An article about Anna Ostanina in the Italian magazine "Classic Camera" July 13, 2019
The Italian magazine "Classic Camera" published an article about Anna Ostanina, in which she talks about gumoil printing method. Many thanks to Alberto Novo for such work!
Anna Ostanina is a photographer from St. Petersburg who made herself known a few years ago for short and captivating videos, initially published on Facebook and later also on Youtube, showing a part of the "development" of a Gumoil print. In a short time he not only brought back a relatively new technique which had had little success and practicizers, but she also gained the reputation of being the best interpreter of this technique.
You graduated in economics. Why did you choose photography?
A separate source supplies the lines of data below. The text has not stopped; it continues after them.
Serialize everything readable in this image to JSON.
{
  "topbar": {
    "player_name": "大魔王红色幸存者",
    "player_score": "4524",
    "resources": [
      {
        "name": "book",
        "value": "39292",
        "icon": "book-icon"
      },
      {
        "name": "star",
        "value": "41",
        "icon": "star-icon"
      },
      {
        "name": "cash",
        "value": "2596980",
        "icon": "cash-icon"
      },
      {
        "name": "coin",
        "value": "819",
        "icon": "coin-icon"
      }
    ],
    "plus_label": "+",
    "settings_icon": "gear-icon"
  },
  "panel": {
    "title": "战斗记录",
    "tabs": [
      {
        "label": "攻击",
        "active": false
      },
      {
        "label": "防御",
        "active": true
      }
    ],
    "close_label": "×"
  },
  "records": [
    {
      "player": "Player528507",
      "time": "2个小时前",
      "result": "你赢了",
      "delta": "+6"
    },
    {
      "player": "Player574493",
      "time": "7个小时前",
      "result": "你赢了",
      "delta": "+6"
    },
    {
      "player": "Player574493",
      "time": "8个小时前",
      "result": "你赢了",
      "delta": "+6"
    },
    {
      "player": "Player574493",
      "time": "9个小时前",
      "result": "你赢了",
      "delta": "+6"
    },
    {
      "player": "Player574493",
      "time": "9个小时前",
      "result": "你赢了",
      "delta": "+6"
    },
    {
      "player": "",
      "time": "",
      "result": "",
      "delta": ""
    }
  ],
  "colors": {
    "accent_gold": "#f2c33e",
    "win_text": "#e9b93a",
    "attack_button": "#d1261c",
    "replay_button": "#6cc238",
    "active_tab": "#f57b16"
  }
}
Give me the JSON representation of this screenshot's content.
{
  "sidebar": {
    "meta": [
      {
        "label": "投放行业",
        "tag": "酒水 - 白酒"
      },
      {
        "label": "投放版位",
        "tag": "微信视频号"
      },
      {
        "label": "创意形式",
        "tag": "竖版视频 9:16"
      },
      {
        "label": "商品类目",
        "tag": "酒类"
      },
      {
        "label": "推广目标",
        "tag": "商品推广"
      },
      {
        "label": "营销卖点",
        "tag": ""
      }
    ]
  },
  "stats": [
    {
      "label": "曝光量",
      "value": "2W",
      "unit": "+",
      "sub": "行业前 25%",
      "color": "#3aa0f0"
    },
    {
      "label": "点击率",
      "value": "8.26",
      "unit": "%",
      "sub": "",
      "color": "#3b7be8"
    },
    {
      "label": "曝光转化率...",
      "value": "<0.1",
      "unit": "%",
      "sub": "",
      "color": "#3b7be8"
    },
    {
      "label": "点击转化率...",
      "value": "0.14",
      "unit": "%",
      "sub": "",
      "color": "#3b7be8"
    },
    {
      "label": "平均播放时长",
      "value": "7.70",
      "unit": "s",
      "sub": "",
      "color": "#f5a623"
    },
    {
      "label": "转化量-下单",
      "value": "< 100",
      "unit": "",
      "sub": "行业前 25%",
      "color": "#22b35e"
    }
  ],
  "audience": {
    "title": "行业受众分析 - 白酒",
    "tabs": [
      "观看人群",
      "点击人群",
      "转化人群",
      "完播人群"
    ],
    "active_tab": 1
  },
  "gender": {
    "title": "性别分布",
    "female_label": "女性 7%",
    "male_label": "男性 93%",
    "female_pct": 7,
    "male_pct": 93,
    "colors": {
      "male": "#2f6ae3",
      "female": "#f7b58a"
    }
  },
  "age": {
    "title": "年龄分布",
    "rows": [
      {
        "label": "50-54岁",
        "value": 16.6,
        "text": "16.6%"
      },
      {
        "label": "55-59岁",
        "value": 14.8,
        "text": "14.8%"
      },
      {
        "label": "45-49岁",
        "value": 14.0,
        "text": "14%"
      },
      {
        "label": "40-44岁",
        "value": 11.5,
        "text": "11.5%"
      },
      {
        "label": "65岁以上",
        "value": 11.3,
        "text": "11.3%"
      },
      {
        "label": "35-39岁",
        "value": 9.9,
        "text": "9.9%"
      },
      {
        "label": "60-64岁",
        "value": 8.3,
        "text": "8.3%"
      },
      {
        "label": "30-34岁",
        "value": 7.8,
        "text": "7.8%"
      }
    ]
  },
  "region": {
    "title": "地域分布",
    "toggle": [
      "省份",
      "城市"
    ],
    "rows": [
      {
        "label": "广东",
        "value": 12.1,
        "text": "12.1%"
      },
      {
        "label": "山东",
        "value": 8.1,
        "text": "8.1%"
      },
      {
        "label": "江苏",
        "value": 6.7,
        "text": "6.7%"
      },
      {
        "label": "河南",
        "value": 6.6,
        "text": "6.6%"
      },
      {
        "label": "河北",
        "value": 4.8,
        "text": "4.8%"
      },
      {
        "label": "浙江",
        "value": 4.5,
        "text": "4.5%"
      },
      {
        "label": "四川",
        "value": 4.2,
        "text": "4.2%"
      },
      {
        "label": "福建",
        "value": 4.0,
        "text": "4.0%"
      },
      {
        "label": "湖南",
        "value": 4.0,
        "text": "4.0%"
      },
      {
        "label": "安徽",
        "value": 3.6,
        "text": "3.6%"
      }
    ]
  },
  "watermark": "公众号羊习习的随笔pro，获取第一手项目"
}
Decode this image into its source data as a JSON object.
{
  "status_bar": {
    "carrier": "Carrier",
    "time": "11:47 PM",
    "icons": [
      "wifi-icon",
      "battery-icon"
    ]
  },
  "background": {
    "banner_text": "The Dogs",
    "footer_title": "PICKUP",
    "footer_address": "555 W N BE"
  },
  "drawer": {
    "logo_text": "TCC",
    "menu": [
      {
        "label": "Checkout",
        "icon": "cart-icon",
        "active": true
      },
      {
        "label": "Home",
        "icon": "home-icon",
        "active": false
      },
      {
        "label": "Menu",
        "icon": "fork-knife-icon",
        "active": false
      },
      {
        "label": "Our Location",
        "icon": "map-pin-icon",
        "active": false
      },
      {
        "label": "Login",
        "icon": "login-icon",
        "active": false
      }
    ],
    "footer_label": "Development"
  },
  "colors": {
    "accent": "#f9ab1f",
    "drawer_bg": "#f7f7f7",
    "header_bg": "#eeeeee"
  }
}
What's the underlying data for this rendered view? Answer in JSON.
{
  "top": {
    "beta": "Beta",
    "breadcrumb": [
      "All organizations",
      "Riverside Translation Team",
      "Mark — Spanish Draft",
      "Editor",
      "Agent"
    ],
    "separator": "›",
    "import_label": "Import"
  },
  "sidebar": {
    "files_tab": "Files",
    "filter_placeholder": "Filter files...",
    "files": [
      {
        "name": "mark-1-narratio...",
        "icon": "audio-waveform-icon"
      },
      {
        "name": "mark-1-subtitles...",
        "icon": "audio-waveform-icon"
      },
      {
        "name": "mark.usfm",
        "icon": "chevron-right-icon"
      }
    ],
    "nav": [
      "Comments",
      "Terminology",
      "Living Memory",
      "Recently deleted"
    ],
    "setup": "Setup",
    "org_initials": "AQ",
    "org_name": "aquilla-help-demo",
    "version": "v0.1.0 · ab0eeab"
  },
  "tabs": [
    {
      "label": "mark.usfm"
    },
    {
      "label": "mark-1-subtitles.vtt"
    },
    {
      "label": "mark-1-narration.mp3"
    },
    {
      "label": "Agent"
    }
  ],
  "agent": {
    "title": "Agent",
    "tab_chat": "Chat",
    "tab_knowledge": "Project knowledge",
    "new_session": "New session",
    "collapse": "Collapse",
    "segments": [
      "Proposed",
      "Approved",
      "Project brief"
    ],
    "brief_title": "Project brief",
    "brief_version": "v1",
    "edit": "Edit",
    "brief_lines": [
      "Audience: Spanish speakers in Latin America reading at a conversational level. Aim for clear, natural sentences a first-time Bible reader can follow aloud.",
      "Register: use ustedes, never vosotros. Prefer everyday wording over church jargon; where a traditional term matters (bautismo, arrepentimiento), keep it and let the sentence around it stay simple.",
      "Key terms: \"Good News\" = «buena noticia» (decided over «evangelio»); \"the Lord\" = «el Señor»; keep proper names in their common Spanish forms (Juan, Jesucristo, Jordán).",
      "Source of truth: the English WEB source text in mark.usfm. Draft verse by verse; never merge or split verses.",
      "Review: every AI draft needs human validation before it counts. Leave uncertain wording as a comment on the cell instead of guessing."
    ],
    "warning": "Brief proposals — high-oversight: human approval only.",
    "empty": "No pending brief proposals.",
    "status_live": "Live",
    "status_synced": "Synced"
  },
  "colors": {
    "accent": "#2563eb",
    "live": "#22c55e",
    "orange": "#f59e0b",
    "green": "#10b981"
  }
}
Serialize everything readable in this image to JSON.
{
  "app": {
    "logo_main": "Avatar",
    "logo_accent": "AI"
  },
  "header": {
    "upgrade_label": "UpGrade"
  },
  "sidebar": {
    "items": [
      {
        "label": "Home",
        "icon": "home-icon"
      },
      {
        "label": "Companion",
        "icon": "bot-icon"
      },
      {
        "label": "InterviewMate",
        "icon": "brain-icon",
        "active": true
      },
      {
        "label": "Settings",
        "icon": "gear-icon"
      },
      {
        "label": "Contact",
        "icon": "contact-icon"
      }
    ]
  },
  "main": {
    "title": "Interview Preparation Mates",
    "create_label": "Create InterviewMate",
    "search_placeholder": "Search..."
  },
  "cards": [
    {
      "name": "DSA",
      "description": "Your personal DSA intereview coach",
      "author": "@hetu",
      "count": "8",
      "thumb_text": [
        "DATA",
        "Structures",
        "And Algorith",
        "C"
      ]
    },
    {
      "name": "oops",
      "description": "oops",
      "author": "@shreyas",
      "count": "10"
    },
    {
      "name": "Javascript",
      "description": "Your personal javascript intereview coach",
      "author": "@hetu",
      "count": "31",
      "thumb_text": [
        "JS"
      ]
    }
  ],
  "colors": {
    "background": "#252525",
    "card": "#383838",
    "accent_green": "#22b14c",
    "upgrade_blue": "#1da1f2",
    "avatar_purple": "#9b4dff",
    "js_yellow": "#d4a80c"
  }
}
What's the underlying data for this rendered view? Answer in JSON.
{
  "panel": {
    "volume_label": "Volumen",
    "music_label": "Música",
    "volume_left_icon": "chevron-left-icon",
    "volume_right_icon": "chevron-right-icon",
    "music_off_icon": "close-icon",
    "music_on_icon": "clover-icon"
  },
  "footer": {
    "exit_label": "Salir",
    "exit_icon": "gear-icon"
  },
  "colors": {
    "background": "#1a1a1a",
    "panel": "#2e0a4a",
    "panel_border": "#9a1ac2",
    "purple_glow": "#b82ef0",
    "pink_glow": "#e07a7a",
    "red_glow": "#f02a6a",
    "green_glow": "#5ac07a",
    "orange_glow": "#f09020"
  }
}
Economic studies are often the guarantee of a good job, or they can give you the basis to start a business. This, when you love your profession, otherwise it is better to do something else. What one learns in higher studies is the ability to learn, so one acquires the tools to devote oneself to what really matters.
I also studied design, graduated from a photography school and learned to draw. My uncle was a talented sculptor and worked with one of the most famous Russian sculptors; my grandmother was a chemical researcher My father loved photography and as a child I remember the magic of his darkroom.
So you can understand where my passion for printing and photography comes from, it's a matter of genetics.
How did you discover alternative techniques? Was it a photo or a photographer that triggered your curiosity to learn more?
I have a long experience in darkroom printing and have always loved experimenting. I studied the technique of multiexposure printing, painted prints, made monotypes with inks, learned how to lift the emulsion from the prints.
I've also studied the work of several photographers, but it's hard for me to name a specific name. I can tell you that I am interested in any technique different from classical photography.
Did you experiment other visual arts?
I tried to draw, but I am not talented; in these cases photography is a way out.
What captivates you about alternative techniques? The uniqueness of the work, its permanence in time, the expressive freedom it grants?
What is wonderful about alternative techniques it is the opportunity to experiment. Each work is unique and bears the mark of its creator. We don't know what exactly it is, but there is.
These techniques do not set limits, everyone creates his own work and offers it to the viewer.
Before the Gumoil technique, did you experiment with other alternative techniques?
In 2011 I made bromoil, cyanotype, VanDyke and the results were average. But I wanted to get more impactful prints. In 2012 I started experimenting with the gumoil printing technique and immediately got good results. It seemed to me a sign of destiny and since then I have continued to study this process.
Gumoil is a technique invented by Karl Koenig in 1990. Despite the two editions of his manual, this method is poorly known even by photographers of alternative techniques. For what reasons did you choose it?
I literally fell in love with this method of printing, I consider it a discovery of our times. The more the photography spreads, the more difficult it is for an artist to affirm his own original style.
This method has a specificity; while to print a classic photograph you need a negative, the Gumoil requires a positive; you can therefore use a digital camera, from which the modernity of this technique, but the end result is a print with oil colors on cotton paper. Is not it fantastic?
I know at least five ways to get a Gumoil in a completely analog way, that is without using digital cameras, but generally I don't use them. This method of printing is fascinating precisely because of its ability to fuse old technology and new technology together.
Most of your prints are in large format, it seems to me 70x100 cm. Is it a technical choice or a commercial issue?
This printing method requires large dimensions. The oil color entering the paper creates reliefs; on small prints it is impossible to get quality details.
This is also why it is difficult to print Gumoil completely analogically; it is necessary to make a contact print from a large negative.
You have a FB page with very nice pictures of greyhounds in the studio. Is it an affective question, or something more?
My mother raises greyhounds, which live in our home. Sometimes I take breaks in my work and relax by taking pictures of these animals.
I have some friends who had to give up this process because they were unable to get satisfactory results. On your site you talk about the Somerset and Stonehenge papes, maybe your good results also depend on the choice of the paper?
I have tried many types of papers, Arches, Canson, Fabriano, Hahnemühle and other. With the Somersets and Stonehenges I got the best results, with the others the quality is lower. Everything depends on which print you want to get. I have successfully tested the Gumoil technique also on wood and fabric.
Not only the paper, also the choice of oil colors is important; for me the best are the Maimeri. I tried many others, even mixing the colors for offset with oil, but it was just a waste of time. But this is about me, it might be different for you.